Building an anti-Tempest Device

Tempest used to be a surveillance system back in the 80s where a laser would be shone onto the window of a house and the vibrations of the window measured by the return beam. By measuring the vibrations and with a clean line of sight, this method could be used to listen in on conversations at a distance. The same principle is used more-or less, give or take a laser beam, for long-range microphones that are capable of folding their vantage point in order to listen at long distances.
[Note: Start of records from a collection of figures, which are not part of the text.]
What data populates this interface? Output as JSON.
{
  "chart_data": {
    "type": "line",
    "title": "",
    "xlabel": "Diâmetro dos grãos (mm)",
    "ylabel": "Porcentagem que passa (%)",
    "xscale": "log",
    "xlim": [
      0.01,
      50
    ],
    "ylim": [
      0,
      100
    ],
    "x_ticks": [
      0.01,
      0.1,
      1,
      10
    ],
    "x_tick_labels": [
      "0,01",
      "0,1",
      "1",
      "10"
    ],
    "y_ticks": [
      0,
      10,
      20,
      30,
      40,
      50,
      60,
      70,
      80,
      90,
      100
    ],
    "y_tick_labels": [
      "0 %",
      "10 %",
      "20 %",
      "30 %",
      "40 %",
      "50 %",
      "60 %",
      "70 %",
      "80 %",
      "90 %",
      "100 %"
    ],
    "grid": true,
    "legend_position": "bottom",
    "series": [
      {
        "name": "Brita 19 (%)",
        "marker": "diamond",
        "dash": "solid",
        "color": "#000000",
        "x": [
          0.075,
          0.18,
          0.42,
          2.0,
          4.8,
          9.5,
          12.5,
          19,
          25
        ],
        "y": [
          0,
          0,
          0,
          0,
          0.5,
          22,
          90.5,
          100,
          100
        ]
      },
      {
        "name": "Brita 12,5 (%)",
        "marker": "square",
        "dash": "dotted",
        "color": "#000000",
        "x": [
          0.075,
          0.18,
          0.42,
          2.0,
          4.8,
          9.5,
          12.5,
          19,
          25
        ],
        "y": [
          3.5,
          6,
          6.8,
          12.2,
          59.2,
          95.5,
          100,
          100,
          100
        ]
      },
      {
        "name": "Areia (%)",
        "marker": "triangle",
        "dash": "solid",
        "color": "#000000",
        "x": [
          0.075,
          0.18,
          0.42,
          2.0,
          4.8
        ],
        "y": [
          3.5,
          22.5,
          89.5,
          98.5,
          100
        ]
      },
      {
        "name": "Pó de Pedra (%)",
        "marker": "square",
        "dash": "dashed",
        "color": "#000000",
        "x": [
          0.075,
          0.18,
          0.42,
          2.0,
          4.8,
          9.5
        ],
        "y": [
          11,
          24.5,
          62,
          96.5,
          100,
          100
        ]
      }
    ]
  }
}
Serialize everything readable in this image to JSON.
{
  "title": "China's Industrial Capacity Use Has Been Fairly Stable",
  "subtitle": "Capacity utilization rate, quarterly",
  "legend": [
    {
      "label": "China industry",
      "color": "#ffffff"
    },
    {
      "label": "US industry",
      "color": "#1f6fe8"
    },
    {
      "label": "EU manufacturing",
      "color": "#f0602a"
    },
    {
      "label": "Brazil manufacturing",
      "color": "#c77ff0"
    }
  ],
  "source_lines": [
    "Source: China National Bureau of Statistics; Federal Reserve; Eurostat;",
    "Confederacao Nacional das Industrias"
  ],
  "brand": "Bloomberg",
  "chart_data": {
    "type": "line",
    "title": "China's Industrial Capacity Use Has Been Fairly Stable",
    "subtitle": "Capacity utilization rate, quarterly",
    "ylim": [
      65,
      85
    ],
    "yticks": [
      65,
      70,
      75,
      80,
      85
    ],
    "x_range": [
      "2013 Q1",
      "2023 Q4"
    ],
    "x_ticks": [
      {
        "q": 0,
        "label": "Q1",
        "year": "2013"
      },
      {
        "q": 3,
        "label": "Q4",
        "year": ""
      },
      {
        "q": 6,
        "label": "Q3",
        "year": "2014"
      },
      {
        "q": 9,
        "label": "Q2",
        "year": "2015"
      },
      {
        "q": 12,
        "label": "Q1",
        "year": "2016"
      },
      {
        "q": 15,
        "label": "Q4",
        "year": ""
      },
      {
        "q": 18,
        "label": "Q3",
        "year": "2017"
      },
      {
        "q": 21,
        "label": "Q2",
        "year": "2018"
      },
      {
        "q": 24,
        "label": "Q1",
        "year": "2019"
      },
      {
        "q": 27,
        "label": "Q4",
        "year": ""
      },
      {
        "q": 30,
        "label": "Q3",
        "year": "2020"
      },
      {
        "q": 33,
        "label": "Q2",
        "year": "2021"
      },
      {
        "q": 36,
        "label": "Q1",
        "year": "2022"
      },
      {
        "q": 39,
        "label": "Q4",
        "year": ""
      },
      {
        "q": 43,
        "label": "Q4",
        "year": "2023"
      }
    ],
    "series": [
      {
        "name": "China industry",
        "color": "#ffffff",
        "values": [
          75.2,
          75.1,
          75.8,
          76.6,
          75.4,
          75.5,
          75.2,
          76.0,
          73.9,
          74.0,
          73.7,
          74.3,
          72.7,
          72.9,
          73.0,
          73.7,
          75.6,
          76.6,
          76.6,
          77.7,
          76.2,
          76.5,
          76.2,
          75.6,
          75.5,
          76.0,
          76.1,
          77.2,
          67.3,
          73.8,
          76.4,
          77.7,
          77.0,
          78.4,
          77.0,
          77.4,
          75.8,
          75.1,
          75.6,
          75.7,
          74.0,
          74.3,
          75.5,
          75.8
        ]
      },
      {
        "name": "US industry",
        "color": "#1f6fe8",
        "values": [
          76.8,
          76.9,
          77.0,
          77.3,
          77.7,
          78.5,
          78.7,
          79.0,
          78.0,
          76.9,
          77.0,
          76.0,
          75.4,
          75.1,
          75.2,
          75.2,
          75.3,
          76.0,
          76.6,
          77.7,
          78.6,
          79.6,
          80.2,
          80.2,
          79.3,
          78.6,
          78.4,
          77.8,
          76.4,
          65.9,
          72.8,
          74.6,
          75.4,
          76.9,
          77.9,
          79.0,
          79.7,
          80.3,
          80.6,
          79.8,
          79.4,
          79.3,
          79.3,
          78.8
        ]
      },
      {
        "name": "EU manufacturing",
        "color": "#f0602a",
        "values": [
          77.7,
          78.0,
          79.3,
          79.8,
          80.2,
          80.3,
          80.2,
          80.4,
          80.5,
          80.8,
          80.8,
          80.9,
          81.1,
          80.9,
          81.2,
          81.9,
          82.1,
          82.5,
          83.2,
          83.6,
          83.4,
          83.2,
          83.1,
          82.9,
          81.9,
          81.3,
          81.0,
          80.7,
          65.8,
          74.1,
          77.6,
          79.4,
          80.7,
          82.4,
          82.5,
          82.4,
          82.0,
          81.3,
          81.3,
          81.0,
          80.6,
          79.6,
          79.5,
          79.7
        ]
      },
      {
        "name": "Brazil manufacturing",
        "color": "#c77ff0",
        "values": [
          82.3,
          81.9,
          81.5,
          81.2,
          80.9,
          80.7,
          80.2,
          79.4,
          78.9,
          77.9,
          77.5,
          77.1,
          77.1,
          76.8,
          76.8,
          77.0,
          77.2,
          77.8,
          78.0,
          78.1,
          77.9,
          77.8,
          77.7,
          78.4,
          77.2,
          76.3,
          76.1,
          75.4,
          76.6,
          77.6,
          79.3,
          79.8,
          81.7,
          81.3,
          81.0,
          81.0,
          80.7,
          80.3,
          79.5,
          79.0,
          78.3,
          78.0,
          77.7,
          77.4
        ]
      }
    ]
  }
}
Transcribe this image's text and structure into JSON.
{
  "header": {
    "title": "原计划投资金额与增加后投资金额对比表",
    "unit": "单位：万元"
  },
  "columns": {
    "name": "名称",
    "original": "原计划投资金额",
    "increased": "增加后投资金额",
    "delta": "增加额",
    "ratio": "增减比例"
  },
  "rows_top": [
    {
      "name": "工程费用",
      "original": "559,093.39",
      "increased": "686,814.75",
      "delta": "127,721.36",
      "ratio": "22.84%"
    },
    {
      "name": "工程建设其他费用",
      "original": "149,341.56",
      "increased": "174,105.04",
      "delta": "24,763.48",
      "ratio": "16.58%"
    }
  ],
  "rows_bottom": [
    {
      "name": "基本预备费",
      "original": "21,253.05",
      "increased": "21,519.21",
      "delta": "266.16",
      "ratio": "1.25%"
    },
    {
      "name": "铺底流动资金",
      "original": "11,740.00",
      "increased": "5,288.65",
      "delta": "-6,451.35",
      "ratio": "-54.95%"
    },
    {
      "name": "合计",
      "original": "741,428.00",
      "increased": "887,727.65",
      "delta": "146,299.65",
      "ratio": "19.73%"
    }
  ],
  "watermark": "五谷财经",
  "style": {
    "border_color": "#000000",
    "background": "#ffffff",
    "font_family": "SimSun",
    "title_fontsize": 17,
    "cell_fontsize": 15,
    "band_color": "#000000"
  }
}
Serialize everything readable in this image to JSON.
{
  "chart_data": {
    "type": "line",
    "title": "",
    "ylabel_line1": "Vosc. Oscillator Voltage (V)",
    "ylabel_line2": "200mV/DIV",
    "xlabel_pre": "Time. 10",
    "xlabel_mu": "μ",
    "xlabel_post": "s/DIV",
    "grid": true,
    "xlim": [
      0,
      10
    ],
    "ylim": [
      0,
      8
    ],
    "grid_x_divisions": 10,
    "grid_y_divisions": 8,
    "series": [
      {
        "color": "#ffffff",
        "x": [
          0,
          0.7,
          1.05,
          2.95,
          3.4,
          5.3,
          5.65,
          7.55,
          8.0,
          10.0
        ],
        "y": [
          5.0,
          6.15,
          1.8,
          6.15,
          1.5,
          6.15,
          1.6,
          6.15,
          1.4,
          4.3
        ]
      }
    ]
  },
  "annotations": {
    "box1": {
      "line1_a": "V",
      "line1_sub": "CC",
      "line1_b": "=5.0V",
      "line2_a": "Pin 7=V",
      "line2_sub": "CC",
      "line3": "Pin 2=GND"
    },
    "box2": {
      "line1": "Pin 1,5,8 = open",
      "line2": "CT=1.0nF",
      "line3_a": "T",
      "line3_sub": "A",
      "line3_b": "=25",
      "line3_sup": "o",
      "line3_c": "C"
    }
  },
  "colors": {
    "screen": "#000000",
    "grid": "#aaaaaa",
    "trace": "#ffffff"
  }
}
Countering a Tempest device or long range microphones is probably not an easy task, but one can for sure make the surveillance operation more difficult or annoying. One way to do that is to use a vibration speaker, a speaker that is advertised to turn any surface into a speaker through resonance, and to glue the speaker onto the window. Any voice taking place within the house will then invariably end up being mingled with the sounds played through the speaker, and if the laser is pointed at the window onto which the speaker is glued, then more than likely the vibrations will overcome any speech taking place within the house.

These speakers are easy to wire up, requiring only two leads, one for ground and the other for the signal, with the main features of the vibration speaker being the face plate opposed to a small aperture on the other side that will act together like a pump by pressing onto the surface that the speaker is placed upon.

For best results, some thin double-sided sticky tape can be used in order to temporarily attach the speaker to a window. The speaker should preferably be connected to an amplifier in order to counter any impedance mismatch between the device that will output the sound and the speaker. Ideally, all the windows should have one of these speakers.